素集庵 - hut on a phase transition

散逸構造、形態形成、創発といった用語に触発された思考のメモ書き。趣味から政治の雑感も。

アニメ・特撮の名曲を語る(その3) 魔女っ子メグちゃん

魔女っ子メグちゃん(1974)

オープニング「魔女っ子メグちゃん」、エンディング「ひとりぼっちのメグ」

歌:前川陽子

 

「女の子の一番大切なものをあげるわ」と歌った山口百恵の「ひと夏の経験」に、二ヶ月先んじた事が、オープニング曲の歴史的価値を不動のものにする。

 

「真珠の涙を浮かべたら男の子なんてイチコロよ」とのオープニングでは、能動的な、少女から大人の女性を表現する一方、エンディングでは孤独で内省的な人間像を描き出す。

この一人の少女の心の在り様を捉えた対比は、少女のアンビバレントな心境であると同時に、あるべき次代の等身大の女性像とその描き方との対比でもあり、現代にまで続く、女性を表現する幅広い方法論に先鞭をつけた、画期的な一曲である。

魔法少女ものという、当時は女の子向けと確定的に位置付けられた作品の中で、野心的な試みでさえある。アニソンが、作品主題の表現から逸脱した点でも、転機となった曲として記憶されるべきである。
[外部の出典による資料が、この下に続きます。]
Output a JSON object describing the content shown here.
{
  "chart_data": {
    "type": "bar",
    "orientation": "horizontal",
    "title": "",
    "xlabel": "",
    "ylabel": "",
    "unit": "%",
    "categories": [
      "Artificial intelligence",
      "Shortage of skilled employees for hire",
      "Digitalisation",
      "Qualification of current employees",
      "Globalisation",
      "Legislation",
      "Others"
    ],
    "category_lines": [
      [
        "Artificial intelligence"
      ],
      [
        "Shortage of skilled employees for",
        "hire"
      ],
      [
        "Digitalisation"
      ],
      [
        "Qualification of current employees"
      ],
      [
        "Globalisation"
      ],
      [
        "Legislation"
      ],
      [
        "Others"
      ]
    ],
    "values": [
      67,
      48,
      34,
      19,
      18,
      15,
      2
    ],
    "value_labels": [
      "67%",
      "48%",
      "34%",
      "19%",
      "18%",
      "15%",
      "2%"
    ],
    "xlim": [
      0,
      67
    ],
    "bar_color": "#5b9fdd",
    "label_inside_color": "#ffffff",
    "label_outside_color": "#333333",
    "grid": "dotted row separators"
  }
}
これらの意味で、歌手前川陽子であればこそ歌えた曲と言える。前年の1973年にキューティーハニーを歌った前川であればこそ、初代魔法少女魔法使いサリー」以来の作られた偶像としての魔法少女ではなく、等身大の少女像を現出させる事ができた。当時のアニソンで最もポピュラーだった堀江美都子には歌えなかったであろうことは、想像に難くない。

 

デジタルリマスター版も出ているので、ぜひご視聴頂きたい。

 

蛇足になるが、

本作は、次期魔界の女王を決める闘争としてストーリーがある。この「次期**王」を決めるという構図は、1983年の「仮面ライダーBLACK」にも現れる。もしかすると、普遍的な神話的構造なのかもしれない。